Contact tracing, other measures help to slow the spread
Dr. Daniel Glunk, chief quality officer for UPMC in the Susquehanna region, and his colleagues have worked tirelessly to continually improve contact tracing procedures at area hospitals.
“The pandemic is here to stay,” Glunk said. “We are tracking everything and taking care of our patients who test positive through our labs. From infants to someone who was in their late 90s, the majority of the people we have traced have recovered safely at home. When you come into the hospital, we are prepared to take care of you as well.”
Contact tracing is performed after a patient tests positive in an effort to warn others that patient may have been in contact with.

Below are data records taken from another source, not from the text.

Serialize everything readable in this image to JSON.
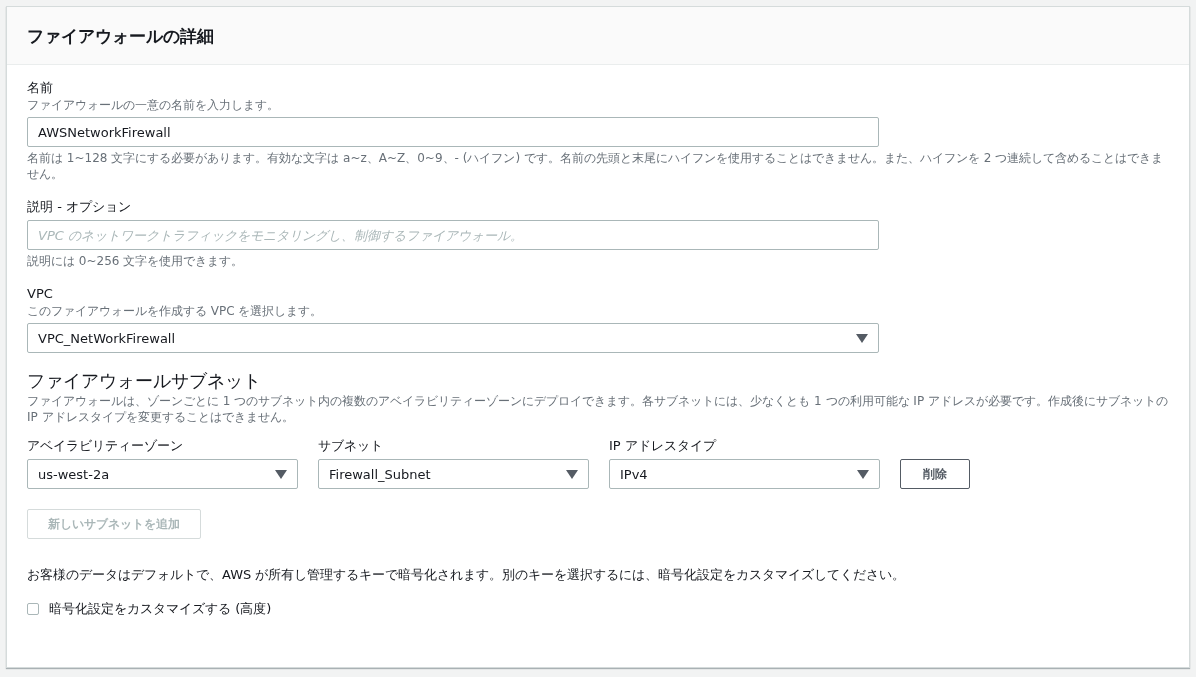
{
  "panel": {
    "title": "ファイアウォールの詳細"
  },
  "name_field": {
    "label": "名前",
    "description": "ファイアウォールの一意の名前を入力します。",
    "value": "AWSNetworkFirewall",
    "constraint": "名前は 1~128 文字にする必要があります。有効な文字は a~z、A~Z、0~9、- (ハイフン) です。名前の先頭と末尾にハイフンを使用することはできません。また、ハイフンを 2 つ連続して含めることはできません。"
  },
  "description_field": {
    "label": "説明 - オプション",
    "placeholder": "VPC のネットワークトラフィックをモニタリングし、制御するファイアウォール。",
    "constraint": "説明には 0~256 文字を使用できます。"
  },
  "vpc_field": {
    "label": "VPC",
    "description": "このファイアウォールを作成する VPC を選択します。",
    "value": "VPC_NetWorkFirewall"
  },
  "subnets": {
    "title": "ファイアウォールサブネット",
    "description": "ファイアウォールは、ゾーンごとに 1 つのサブネット内の複数のアベイラビリティーゾーンにデプロイできます。各サブネットには、少なくとも 1 つの利用可能な IP アドレスが必要です。作成後にサブネットの IP アドレスタイプを変更することはできません。",
    "columns": [
      "アベイラビリティーゾーン",
      "サブネット",
      "IP アドレスタイプ"
    ],
    "rows": [
      {
        "values": [
          "us-west-2a",
          "Firewall_Subnet",
          "IPv4"
        ],
        "remove_button": "削除"
      }
    ],
    "add_button": {
      "label": "新しいサブネットを追加",
      "disabled": true
    }
  },
  "encryption": {
    "note": "お客様のデータはデフォルトで、AWS が所有し管理するキーで暗号化されます。別のキーを選択するには、暗号化設定をカスタマイズしてください。",
    "checkbox": {
      "label": "暗号化設定をカスタマイズする (高度)",
      "checked": false
    }
  }
}
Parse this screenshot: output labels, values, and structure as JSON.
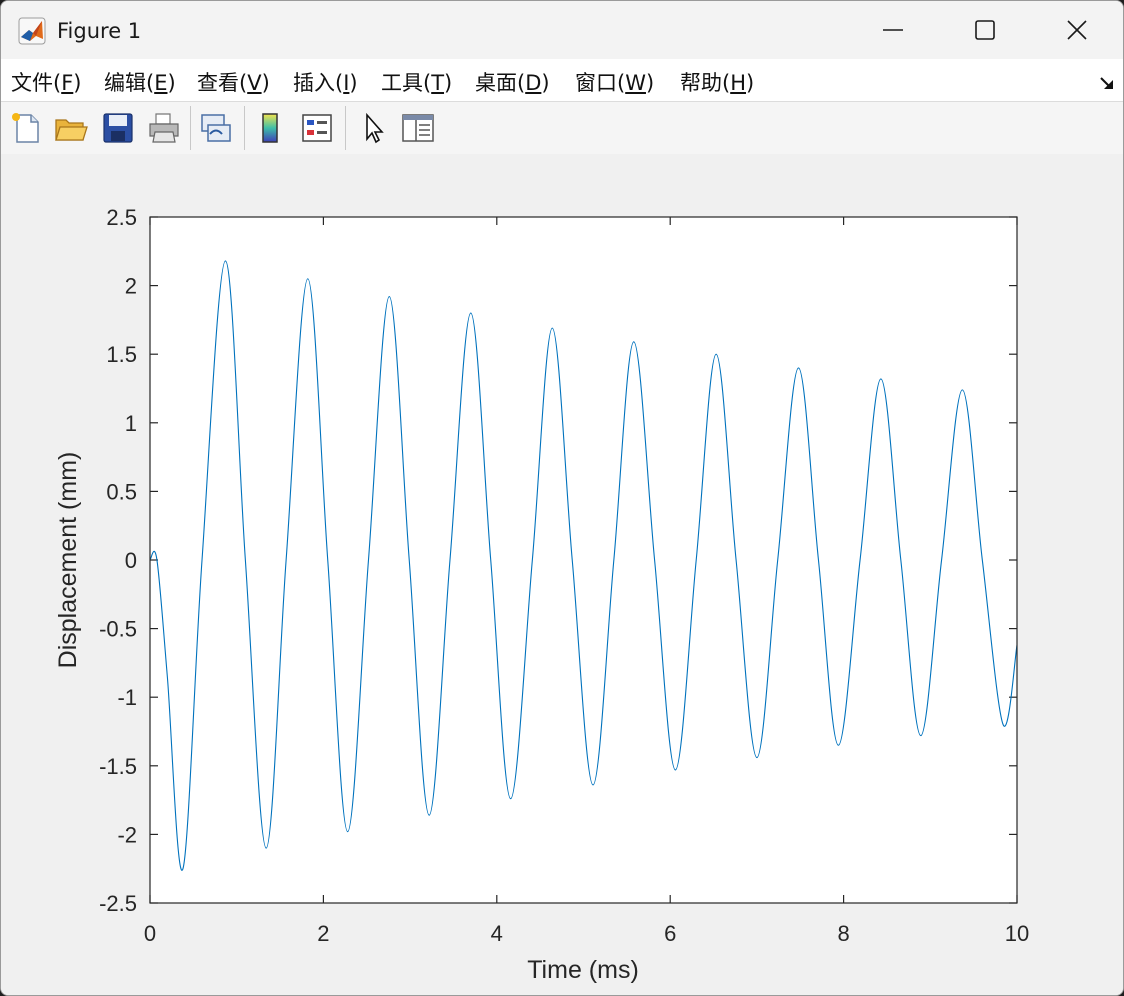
{
  "window": {
    "title": "Figure 1",
    "icon": "matlab-icon",
    "controls": [
      "minimize-icon",
      "maximize-icon",
      "close-icon"
    ]
  },
  "menu": {
    "items": [
      {
        "text": "文件(",
        "key": "F",
        "end": ")"
      },
      {
        "text": "编辑(",
        "key": "E",
        "end": ")"
      },
      {
        "text": "查看(",
        "key": "V",
        "end": ")"
      },
      {
        "text": "插入(",
        "key": "I",
        "end": ")"
      },
      {
        "text": "工具(",
        "key": "T",
        "end": ")"
      },
      {
        "text": "桌面(",
        "key": "D",
        "end": ")"
      },
      {
        "text": "窗口(",
        "key": "W",
        "end": ")"
      },
      {
        "text": "帮助(",
        "key": "H",
        "end": ")"
      }
    ],
    "dock_icon": "dock-arrow-icon"
  },
  "toolbar": {
    "buttons": [
      "new-figure-icon",
      "open-file-icon",
      "save-icon",
      "print-icon",
      "link-plot-icon",
      "insert-colorbar-icon",
      "insert-legend-icon",
      "edit-plot-icon",
      "property-inspector-icon"
    ]
  },
  "chart_data": {
    "type": "line",
    "title": "",
    "xlabel": "Time (ms)",
    "ylabel": "Displacement (mm)",
    "xlim": [
      0,
      10
    ],
    "ylim": [
      -2.5,
      2.5
    ],
    "xticks": [
      0,
      2,
      4,
      6,
      8,
      10
    ],
    "yticks": [
      2.5,
      2,
      1.5,
      1,
      0.5,
      0,
      -0.5,
      -1,
      -1.5,
      -2,
      -2.5
    ],
    "ytick_labels": [
      "2.5",
      "2",
      "1.5",
      "1",
      "0.5",
      "0",
      "-0.5",
      "-1",
      "-1.5",
      "-2",
      "-2.5"
    ],
    "xtick_labels": [
      "0",
      "2",
      "4",
      "6",
      "8",
      "10"
    ],
    "grid": false,
    "line_color": "#0072BD",
    "series": [
      {
        "name": "",
        "x": [
          0,
          0.08,
          0.2,
          0.38,
          0.6,
          0.87,
          1.1,
          1.34,
          1.57,
          1.82,
          2.05,
          2.28,
          2.52,
          2.76,
          2.99,
          3.22,
          3.46,
          3.7,
          3.93,
          4.16,
          4.41,
          4.64,
          4.87,
          5.11,
          5.35,
          5.58,
          5.82,
          6.06,
          6.3,
          6.53,
          6.76,
          7.0,
          7.24,
          7.48,
          7.71,
          7.94,
          8.19,
          8.43,
          8.66,
          8.89,
          9.13,
          9.37,
          9.6,
          9.84,
          10.0
        ],
        "y": [
          0,
          0,
          -0.85,
          -2.25,
          0,
          2.18,
          0,
          -2.1,
          0,
          2.05,
          0,
          -1.98,
          0,
          1.92,
          0,
          -1.86,
          0,
          1.8,
          0,
          -1.74,
          0,
          1.69,
          0,
          -1.64,
          0,
          1.59,
          0,
          -1.53,
          0,
          1.5,
          0,
          -1.44,
          0,
          1.4,
          0,
          -1.35,
          0,
          1.32,
          0,
          -1.28,
          0,
          1.24,
          0,
          -1.2,
          -0.62
        ]
      }
    ]
  }
}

People who have been in direct contact with this COVID-19 positive person are then contacted by medical professionals who will guide them through the quarantine process.
Medical professionals ask the patient questions about recent travel, any known contact with other positive cases and more.
“This (contact tracing) isn’t new for COVID,” Glunk said. “This would happen with a salmonella infection or other infectious diseases that could be tracked by a health department. In a pandemic though, with contact tracing you can determine how it is spreading and hopefully mitigate further spread.”
Those who were in contact with the patient who tested positive are advised on quarantine procedures such as limiting contact with pets, avoiding using the same bathroom as others in the home, separating yourself from others in the home and wearing a mask while at home.
“What is unique about our program is that we also had questions to make sure there weren’t social needs,” Glunk added.
If they needed ways to get groceries or medicines, UPMC would then connect them to a social worker and help them at no cost.
In the earlier stages of the pandemic, Glunk said that the spread was “definitely a result of travel” but now the virus has “integrated itself into our counties at a lower level”.
He added that precautions such as face masking and washing your hands should be continued to be required as the virus will continue to be with us and we are all at risk of “potential contact.”
UPMC also partnered with their paramedic departments and arranged for them to be able to do in house testing for those who cannot come into testing facilities.
“The goal is to have everyone successfully recover in their home,” Glunk said.
They did this process in nursing homes as well.
UPMC works alongside the state Department of Health on contact tracing, to extend its reach to as many people as possible.
“For the most part, the people that we contacted got followed up on and contacted by the Department of Health,” he said. “There was a lot of synergy in making sure that people were doing what they needed to … in order to prevent the spread.”